壊れていた排水溝の復旧

4月1日のこのブログでご紹介しました「震災によってブロック塀が倒れ、隣りの石垣がずれ込んで来た排水溝の工事」が完成しましたので、ご紹介させて頂きます。工事に着手した時は、このように排水溝が潰れた状態で、水が流れなくなってしまってました。



左側がN様邸で、右側のお宅から石垣が地面毎、ずれ込んでしまってます。本来は、右側のお宅が新築工事をしている間に、この石垣も壊して境界を明確にし、新たに排水溝を作る予定だったのですが、石垣に手を付けないまま、お隣の新築工事は終わってしまいました。という事で今回は、以下の条件で工事のご依頼を承りました。

①隣りからずれ込んで来ている石垣には、手を付けない。(N様邸の境界線に入って来てるので、本来は壊してもらうべきなのですが)

②排水溝が潰れてしまっているが、ここの水の流れを良くし、湧水も排水してほしい。(住まいの下に水がしみ込まないようにしてほしい)

③これから石垣が更にずれ込んで来ても困るので、出来る限りそれを防いでほしい

④狭くなっても困るので、歩いて通れるようにしてほしい。

以上の通りでした。石垣も真っ直ぐにずれ込んで来てる訳ではないし、地面も西の端が盛り上がっているので、勾配もとれていません。これらの条件を全てクリアするのは難しい課題だったのですが、次の通り提案しました。

①排水にはU字溝を入れ、その上にグレーチングを置く。
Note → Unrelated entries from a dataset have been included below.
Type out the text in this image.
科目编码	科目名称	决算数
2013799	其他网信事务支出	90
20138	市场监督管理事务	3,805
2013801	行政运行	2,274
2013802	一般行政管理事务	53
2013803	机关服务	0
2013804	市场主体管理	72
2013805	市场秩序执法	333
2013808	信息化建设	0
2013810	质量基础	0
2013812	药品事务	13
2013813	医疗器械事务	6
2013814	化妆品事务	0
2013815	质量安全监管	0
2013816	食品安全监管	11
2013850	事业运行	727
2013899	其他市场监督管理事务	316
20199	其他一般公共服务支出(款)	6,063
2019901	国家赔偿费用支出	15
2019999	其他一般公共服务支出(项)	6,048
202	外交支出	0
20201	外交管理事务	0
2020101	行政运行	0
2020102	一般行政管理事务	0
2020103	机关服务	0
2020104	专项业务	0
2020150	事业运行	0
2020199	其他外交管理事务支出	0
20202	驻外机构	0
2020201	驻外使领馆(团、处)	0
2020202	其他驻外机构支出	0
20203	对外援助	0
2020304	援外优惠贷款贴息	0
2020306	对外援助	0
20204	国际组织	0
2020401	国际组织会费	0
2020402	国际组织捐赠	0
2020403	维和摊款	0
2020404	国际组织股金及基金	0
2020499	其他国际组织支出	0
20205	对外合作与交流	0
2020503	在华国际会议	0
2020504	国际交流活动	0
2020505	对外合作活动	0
(これによって通路が確保でき、グレーチングを外せば掃除も出来ます)

②グレーチングは石垣のずれ込みを防ぐため、車が乗っても大丈夫なグレードのものを使用する。(かなりの強度に耐えるもの)

③石垣のデコボコは砕石によって調整し、そこからも排水出来るようにする。

④西端の盛り上がり部分は、U字溝との間に勾配を採って排水する。

以上の仕様で完成したのが、この排水溝です。



U字溝の左側に砕石を入れ、そこにしみ込んだ雨水が手前のパイプから流れ出て来ます。U字溝の右側は、盛り上がっていたのですが、雨水が排水されるように勾配をとってます。U字溝から流れている水は奥の方から出ている湧水ですので、うまく排水出来ている証拠です。
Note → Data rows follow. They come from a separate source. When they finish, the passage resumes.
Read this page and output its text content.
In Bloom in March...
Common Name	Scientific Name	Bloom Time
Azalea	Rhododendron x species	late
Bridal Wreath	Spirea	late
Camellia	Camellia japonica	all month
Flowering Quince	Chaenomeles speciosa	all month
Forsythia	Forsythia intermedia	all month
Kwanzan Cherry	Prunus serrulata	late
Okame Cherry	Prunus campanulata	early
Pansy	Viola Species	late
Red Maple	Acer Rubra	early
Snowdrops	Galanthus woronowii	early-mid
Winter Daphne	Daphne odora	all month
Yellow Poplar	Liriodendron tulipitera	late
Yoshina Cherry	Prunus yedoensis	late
中央から東側は、このようになってます。グレーチングを置く事によって、歩けるだけのスペースが確保されてます。

 

そして西側の端のグレーチングだけは、ビスで固定させ、ずれないようにしています。



この仕様にはN様も納得され、満足頂けたようです。

そして、排水溝の横にある小屋の部分が湿気てましたので、ここに暗渠パイプを入れて排水する工事を、サービスでさせて頂きました。



この部分の湿気も、かなり改善されて来るはずです。

N様邸は、震災発生のちょうど1年前に耐震も兼ねた全面リフォームをされていたにも関わらず、全壊認定を受ける被害だったのですが、曳家の源右エ門さんの工事をキッカケに、アクアスでお住まい全体の工事をご依頼頂けるようになりました。今回の排水溝工事は、その最終段階の工事の一環です。N様も、震災後には「このままでは住み続けられないし、どうしたらいいのか・・・」とお悩みだったのですが、アクアスと協力企業の皆さんの力で「予算制約を達成した上での工事」に満足頂け、本当に良かったです。これまでの数多くの工事で、震災復旧工事は、ほぼ完了したと言える状態になりました。
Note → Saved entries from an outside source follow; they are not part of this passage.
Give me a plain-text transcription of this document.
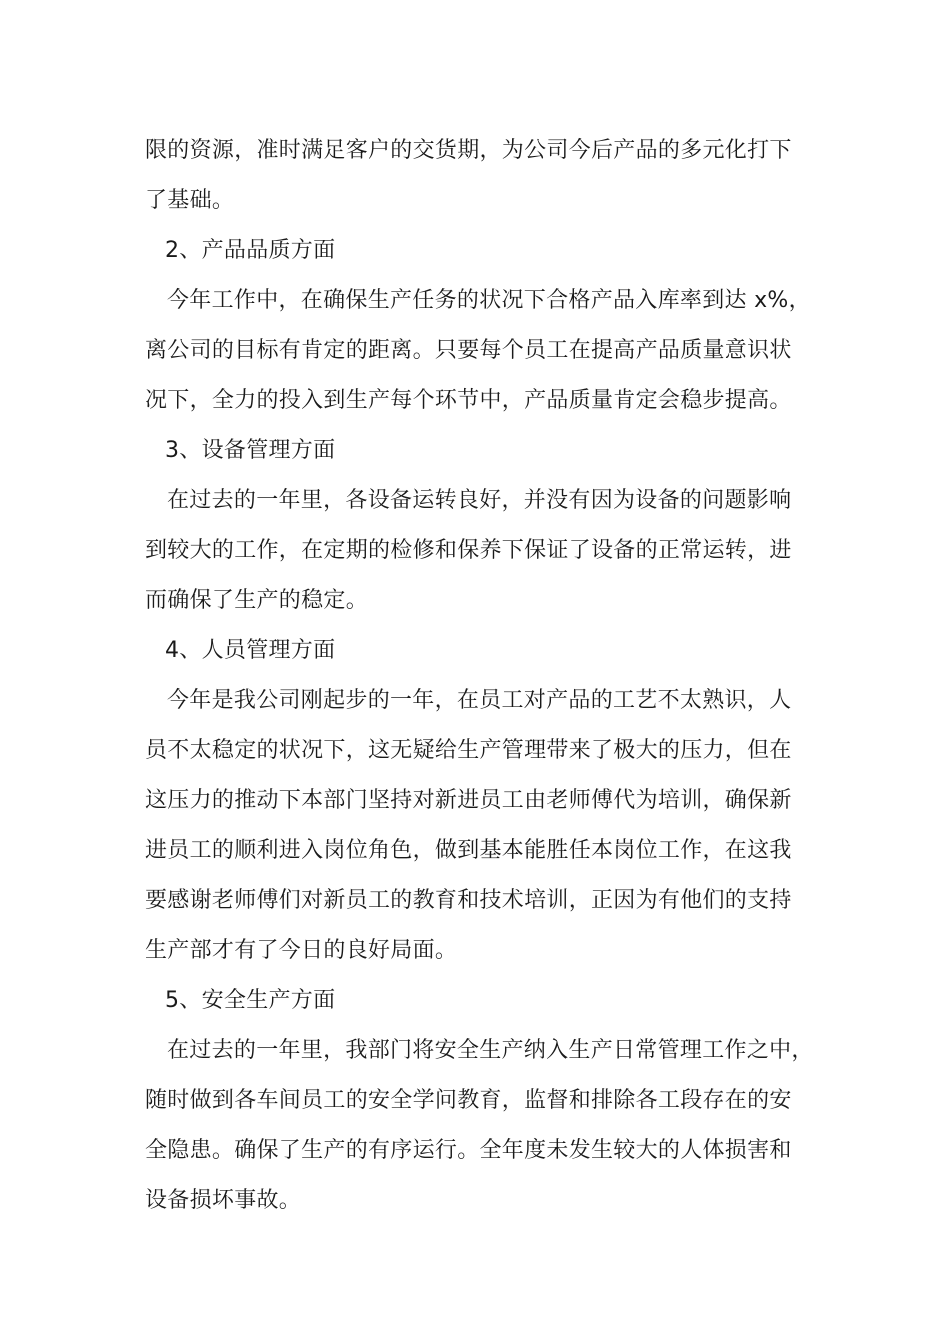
限的资源，准时满足客户的交货期，为公司今后产品的多元化打下
了基础。
2、产品品质方面
今年工作中，在确保生产任务的状况下合格产品入库率到达 x%，
离公司的目标有肯定的距离。只要每个员工在提高产品质量意识状
况下，全力的投入到生产每个环节中，产品质量肯定会稳步提高。
3、设备管理方面
在过去的一年里，各设备运转良好，并没有因为设备的问题影响
到较大的工作，在定期的检修和保养下保证了设备的正常运转，进
而确保了生产的稳定。
4、人员管理方面
今年是我公司刚起步的一年，在员工对产品的工艺不太熟识，人
员不太稳定的状况下，这无疑给生产管理带来了极大的压力，但在
这压力的推动下本部门坚持对新进员工由老师傅代为培训，确保新
进员工的顺利进入岗位角色，做到基本能胜任本岗位工作，在这我
要感谢老师傅们对新员工的教育和技术培训，正因为有他们的支持
生产部才有了今日的良好局面。
5、安全生产方面
在过去的一年里，我部门将安全生产纳入生产日常管理工作之中，
随时做到各车间员工的安全学问教育，监督和排除各工段存在的安
全隐患。确保了生产的有序运行。全年度未发生较大的人体损害和
设备损坏事故。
これからは、将来の家族計画も含めた工事の検討をされてますので、いよいよ前向きなリフォーム工事に取り組んでいけます。こういうステップに踏み込んでいけるようになると、私達も「復興が進んで来ているな」という前向きで明るい気持ちになって参ります。

3月11日の震災は不幸な出来事でしたが、そのお陰でN様と良い出会いをさせて頂けました。N様にとっては、先行きの不安で一杯だった時に、我々を信頼し、任せて頂けた事に感謝しております。これからも、住まいに関しては頼られる存在であり続けたいと思います。